Oggi (nei nuovi raid messi a segno) colgo non solo la temuta coazione a ripetere che ne fa scadere il valore comunicativo, ma anche l’ostentazione di una vera e propria ostilità generazionale nei confronti dell’arte, dell’opera d’arte e dei luoghi dove questa produzione umana viene storicamente conservata, valorizzata e messa in scena: i musei. Ne colgo anche una forte carica denigratoria, una vera e propria umiliazione nei confronti degli oggetti più inermi che la cultura concepisce: le opere d’arte.
Questi nuovi raid stanno ab/usando delle opere d’arte celebri, scelte per eclatanza, con una nuova e diversa carica aggressiva: stavolta nessun vetro, nessun diaframma si interpone tra lo sfregio e l’opera; si agisce ‘al vivo’ (con la certezza del danno) sul corpo stesso dell’opera alla quale non si riconosce più alcuna vitalità estetica, spirituale, persino “erotica”: lo stesso principio “politico” [in rapporto proporzionale] con cui la mafia ordinò l’attentato dinamitardo al padiglione di Arte contemporanea di via Palestro, a Milano (con l’obiettivo di punire l’opera d’arte, per una dinamica estorsiva, in termini psicologici e patrimoniali, proveniente da contesti estranei all’arte: perlomeno lì la ‘filiera’ del male era garantita “in coerenza”; qui si vorrebbe veicolare il messaggio positivo e le urgenze ambientali attraverso la negatività di un’azione di sfregio). Ecco perché questa specifica concezione dell’antagonismo ambientalista non sta funzionando e non può funzionare.
Le opere d’arte come ostaggi
A quanti, fuori e dentro al mondo dell’arte, con facilità sacrificherebbero all’attivismo radicale le opere d’arte celebri ‘come ostaggi’ (è arbitrario usare oggi questi termini, lo so) dico no.

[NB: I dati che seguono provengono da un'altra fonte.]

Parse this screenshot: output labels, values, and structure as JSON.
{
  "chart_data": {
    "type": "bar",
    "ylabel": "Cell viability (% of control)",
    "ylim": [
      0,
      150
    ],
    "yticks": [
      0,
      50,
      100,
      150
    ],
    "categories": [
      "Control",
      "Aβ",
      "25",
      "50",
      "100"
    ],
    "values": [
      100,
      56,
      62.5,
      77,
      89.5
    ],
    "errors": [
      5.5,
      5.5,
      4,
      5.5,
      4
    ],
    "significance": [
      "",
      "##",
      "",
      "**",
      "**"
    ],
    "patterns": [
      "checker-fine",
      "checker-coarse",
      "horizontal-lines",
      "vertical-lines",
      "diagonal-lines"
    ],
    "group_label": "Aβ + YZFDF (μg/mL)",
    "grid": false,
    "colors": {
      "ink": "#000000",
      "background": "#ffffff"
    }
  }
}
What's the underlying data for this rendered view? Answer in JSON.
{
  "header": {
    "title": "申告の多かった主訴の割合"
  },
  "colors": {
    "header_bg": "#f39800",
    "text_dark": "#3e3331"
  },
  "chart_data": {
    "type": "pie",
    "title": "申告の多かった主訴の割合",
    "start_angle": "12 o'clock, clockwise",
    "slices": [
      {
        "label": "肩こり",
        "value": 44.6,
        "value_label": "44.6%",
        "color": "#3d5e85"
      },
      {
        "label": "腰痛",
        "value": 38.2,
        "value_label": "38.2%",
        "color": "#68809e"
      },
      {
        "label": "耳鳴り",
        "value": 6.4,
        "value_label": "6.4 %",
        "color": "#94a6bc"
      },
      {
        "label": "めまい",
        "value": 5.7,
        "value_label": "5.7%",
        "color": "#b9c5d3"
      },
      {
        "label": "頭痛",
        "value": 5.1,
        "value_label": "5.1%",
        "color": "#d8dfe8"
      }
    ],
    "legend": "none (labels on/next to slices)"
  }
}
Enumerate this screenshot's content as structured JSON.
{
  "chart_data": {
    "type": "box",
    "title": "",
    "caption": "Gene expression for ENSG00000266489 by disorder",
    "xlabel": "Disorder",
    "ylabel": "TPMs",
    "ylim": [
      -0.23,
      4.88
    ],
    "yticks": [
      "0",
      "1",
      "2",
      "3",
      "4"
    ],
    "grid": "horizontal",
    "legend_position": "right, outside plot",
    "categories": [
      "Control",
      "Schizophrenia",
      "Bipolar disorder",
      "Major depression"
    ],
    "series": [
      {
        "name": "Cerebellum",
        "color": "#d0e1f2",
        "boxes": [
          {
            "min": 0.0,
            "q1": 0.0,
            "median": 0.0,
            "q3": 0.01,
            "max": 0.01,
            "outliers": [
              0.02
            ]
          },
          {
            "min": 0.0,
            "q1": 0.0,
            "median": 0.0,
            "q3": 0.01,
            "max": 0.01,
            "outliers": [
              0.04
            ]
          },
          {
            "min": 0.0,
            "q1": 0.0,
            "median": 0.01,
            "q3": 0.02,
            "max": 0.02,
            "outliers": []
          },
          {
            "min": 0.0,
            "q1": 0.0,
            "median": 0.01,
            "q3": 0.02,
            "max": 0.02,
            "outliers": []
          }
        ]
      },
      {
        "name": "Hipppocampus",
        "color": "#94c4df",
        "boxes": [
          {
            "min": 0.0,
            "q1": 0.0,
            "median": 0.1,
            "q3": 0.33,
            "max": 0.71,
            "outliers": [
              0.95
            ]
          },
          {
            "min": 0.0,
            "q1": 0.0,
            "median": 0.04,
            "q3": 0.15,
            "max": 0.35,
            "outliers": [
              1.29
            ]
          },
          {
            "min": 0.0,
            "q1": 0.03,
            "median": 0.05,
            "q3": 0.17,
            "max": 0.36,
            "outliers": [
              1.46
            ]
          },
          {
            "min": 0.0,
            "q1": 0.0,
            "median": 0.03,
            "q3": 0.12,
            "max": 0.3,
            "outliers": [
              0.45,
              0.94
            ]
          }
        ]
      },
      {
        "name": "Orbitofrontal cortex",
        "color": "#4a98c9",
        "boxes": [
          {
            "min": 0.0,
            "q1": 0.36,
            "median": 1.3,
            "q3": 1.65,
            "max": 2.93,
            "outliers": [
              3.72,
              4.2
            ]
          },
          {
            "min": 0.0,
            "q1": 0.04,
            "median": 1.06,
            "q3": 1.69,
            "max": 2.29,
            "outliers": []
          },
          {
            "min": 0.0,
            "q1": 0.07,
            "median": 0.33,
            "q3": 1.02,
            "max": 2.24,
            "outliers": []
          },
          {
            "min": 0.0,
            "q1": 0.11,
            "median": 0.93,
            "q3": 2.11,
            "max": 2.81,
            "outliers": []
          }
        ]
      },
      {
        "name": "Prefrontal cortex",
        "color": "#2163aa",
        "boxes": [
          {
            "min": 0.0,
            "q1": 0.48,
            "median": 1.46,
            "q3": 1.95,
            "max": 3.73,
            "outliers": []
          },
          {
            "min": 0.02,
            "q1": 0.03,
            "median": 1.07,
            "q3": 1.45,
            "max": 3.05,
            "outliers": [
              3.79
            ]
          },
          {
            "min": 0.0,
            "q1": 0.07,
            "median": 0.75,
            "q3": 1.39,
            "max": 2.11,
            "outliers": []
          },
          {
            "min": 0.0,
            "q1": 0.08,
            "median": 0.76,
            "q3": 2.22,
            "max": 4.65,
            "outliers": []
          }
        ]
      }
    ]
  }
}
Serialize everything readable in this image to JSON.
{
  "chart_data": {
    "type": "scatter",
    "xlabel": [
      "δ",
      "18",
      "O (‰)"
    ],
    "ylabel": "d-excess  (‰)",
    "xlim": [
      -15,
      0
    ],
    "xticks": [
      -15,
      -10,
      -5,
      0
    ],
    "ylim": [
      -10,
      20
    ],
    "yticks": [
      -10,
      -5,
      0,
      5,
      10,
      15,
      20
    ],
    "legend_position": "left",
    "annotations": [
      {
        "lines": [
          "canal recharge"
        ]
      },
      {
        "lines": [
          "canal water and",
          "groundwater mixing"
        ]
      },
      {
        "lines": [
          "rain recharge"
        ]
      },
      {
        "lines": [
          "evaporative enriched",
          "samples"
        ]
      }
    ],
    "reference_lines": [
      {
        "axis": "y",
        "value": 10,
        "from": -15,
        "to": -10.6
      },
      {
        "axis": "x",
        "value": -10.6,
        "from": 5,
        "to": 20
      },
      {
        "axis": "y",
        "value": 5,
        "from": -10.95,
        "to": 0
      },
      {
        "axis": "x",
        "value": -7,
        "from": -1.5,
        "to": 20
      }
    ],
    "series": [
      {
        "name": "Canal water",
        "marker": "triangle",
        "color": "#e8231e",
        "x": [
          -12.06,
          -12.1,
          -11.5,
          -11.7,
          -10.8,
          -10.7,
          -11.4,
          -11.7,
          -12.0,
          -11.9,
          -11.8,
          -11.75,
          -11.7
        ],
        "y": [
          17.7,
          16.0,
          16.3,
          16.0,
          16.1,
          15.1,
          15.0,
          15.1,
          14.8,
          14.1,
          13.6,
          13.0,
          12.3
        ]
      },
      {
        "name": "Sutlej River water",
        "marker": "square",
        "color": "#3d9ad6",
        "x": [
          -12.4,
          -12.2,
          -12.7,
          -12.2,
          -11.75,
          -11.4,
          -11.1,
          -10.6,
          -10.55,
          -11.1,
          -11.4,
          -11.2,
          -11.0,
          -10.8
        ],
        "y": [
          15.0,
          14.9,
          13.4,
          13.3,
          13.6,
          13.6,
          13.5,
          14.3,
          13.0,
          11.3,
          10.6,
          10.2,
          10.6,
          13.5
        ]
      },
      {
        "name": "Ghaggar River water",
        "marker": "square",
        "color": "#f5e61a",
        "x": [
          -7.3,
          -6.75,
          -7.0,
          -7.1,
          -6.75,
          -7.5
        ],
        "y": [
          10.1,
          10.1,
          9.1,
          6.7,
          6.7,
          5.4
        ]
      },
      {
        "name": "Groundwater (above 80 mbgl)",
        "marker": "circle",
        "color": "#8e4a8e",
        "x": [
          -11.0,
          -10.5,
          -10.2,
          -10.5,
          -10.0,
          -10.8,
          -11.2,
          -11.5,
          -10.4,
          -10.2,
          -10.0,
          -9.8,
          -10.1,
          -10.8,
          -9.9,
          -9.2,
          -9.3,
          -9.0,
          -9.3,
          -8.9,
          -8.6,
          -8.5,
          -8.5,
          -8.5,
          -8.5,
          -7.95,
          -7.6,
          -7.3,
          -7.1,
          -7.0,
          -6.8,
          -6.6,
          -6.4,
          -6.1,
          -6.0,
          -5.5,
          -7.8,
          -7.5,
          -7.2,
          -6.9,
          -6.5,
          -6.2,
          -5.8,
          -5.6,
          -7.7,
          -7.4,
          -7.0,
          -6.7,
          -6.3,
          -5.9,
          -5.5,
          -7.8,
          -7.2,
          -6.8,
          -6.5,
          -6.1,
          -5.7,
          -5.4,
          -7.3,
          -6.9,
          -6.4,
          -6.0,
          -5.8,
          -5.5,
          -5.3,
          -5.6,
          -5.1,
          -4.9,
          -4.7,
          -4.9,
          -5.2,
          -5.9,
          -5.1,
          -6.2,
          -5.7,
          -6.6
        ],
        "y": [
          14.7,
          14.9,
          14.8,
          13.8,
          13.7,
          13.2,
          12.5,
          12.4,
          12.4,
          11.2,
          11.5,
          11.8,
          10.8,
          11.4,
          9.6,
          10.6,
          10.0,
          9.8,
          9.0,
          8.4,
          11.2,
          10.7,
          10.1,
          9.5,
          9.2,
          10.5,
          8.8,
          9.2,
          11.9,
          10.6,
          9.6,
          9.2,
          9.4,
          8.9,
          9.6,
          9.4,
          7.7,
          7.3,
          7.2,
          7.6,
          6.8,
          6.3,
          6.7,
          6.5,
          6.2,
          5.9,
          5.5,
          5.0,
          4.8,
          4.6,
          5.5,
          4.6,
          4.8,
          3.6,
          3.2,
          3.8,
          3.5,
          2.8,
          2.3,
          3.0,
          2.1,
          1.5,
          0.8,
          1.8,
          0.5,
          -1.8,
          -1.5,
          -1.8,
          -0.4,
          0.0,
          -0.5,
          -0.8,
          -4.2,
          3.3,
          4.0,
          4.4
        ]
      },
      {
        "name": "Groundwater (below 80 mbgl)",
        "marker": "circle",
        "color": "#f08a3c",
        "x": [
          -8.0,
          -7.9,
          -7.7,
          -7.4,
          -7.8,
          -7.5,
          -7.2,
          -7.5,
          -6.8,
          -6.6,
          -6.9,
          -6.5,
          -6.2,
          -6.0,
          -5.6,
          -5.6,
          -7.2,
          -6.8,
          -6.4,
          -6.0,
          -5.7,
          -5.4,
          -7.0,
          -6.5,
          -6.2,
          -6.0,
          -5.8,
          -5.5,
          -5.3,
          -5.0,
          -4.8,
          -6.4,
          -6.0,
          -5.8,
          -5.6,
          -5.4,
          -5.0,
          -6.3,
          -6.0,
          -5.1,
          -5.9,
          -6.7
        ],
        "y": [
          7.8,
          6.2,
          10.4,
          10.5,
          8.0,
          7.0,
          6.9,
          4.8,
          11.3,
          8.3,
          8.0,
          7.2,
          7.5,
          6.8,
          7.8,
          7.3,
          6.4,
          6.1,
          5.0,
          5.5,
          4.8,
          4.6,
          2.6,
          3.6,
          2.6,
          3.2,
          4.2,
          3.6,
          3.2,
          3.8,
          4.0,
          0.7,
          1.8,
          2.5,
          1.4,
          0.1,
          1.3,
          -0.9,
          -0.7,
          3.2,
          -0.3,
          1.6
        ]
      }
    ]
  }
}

Se vogliamo, invece, ridiscutere del portato borghese dell’arte (l’antica tesi di Proudhon e dell’anarchismo delle origini), ritenendola dunque “da giustiziare”, allora parliamone, ma non possiamo tenere un piede in due scarpe; dobbiamo, in quel caso, essere pronti a sacrificare e deprezzare a tal punto l’opera d’arte da ritenerla (nel mondo contemporaneo), tra tutte le merci imputabili, la più prossima ad essere punita per essere divenuta, per etica ed economia, l’oscuro oggetto del desiderio del capitalismo e della borghesia economica mondiale.